“Either you had a traumatic experience with a cupcake or maybe cupcakes make you think of the woman you love.”
Fuck. I didn’t want to talk about this. “Tell me about the next round of treatments.”
She sighed and answered my questions. Thankfully, during dinner, our conversation remained within safe guardrails. That is until we were finishing up.
“Do you remember that you proposed to me here? You were on a 48-hour leave, and we spent about 47 of it in bed, and one here.”
There was a time that the memory would have been painful. I’d bought her ring while I was abroad, knowing I was coming home for a short stay, and wanting to commit to her. A lot of thought and planning had gone into it.
“I remember.”
“Cy?”
I looked up at her, holding my breath for what she might say.
“I know you’ve moved on. And I know I’ve hurt you. But now that you’re home. Maybe we can start over. Maybe not now. I know you’ll need time to heal after leaving South Dakota, but I’ll wait.”
“You’re kidding me? Now you’ll wait?” Anger flashed white hot at her words.
She had the good sense to look chagrined. “I know I messed up. I ruined a wonderful relationship. One I realize now was worth the wait.” She waved her hands. “Maybe this is too soon. But over time, maybe your feelings will change.”
“Like how your feelings changed while I was gone?” She really had some nerve.
“My feelings for you never changed, Cy. I just…needed someone and you weren’t there.”
“I’m not going to apologize or feel guilty for serving my country, Lora. I know it couldn’t have been easy to be in a relationship with someone who was gone a lot. Had you stuck it out and married me, you would have been able to move where I was stationed, so we wouldn’t have been apart as much.”
“I’m not blaming you, Cy. It’s my fault. And you’re right. I should have stuck it out. My point is, maybe someday, we can move past all that. I do still love you.”
It was a strange thing to have the woman I wanted to hear those words from not say them and the woman I didn’t want to hear the words from, say them. My life was assbackwards.
24
Petal
I blamed the witch’s outfit for my current state of depression. Had I not worn that outfit on Halloween, Cyrus and I probably wouldn’t have had the sex that led me down this path to feeling heartbroken that he was now gone. This wasn’t the first time I’d lost in love, but this time around was really doing me in. I wasn’t just sad, I was exhausted. My depression was impacting me physically. Sometimes I felt like I was coming down with the flu.
But I pushed forward. I interviewed a couple of women but told them I wouldn’t be making a decision until after Thanksgiving, although as the day approached, I wished I’d hire someone sooner as it was nearly impossible for me to get everything done.

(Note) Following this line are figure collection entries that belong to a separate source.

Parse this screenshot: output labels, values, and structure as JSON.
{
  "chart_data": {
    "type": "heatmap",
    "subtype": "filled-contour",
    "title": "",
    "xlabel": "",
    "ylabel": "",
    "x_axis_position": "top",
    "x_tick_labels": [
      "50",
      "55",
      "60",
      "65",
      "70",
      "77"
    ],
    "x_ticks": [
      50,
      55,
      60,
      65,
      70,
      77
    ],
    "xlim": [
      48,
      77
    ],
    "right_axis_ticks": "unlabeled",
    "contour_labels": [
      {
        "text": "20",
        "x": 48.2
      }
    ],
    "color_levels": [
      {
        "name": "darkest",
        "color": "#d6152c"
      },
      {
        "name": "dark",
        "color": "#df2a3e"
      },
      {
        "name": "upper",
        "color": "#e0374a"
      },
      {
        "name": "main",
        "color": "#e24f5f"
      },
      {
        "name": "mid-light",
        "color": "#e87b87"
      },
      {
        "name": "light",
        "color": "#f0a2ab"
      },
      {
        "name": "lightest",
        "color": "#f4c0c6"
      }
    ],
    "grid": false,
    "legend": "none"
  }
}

On Thanksgiving morning, I headed over to April and Jude’s place, wanting to stay home and in bed instead. I plastered on my perky face and walked in ready to have a festive time. This was my pseudo family now that my parents were gone, and being with them would surely boost my mood.
Along with April and Jude, and their kids, Conner and August were there. Any other time, I’d been having a wonderful time, joking with August, playing with Maya and Bertie, and gossiping with April. And I did my best to make small talk and take an interest in the football game on TV, but it took a herculean effort.
At one point I took a break, heading into the kitchen under the guise to check on the turkey.
“Are you missing, Cyrus?” April asked. I turned, to see her leaning against the doorway of the kitchen with a wine glass in her hand.
“A little,” I admitted. “But he needs to be with his mom.”
She nodded as she approached me. She stared into my eyes and I was afraid she could see just how devastated I was. “Are you alright? You look…I don’t know…just not like my usual Petal.”
I mustered a smile. “I’m just tired. A lot has been going on.”
“You’re not pregnant, are you? I’ve never been so tired as when I was pregnant. Well that’s not true, I’m exhausted now with two kids.” She laughed at her joke.
Me? My heart stopped. Pregnant? No. I couldn’t be. I was about to dismiss it, but then when I tried to remember the last time that I’d had my period, I wasn’t sure. All of a sudden there was a flood of reasons why I could be suffering from more than depression. There was the occasional bout of nausea. The fact that we hadn’t used any birth control the first time. Oh God.
“Hey?” April looked at me with concern. “Really, Petal. What’s going on?”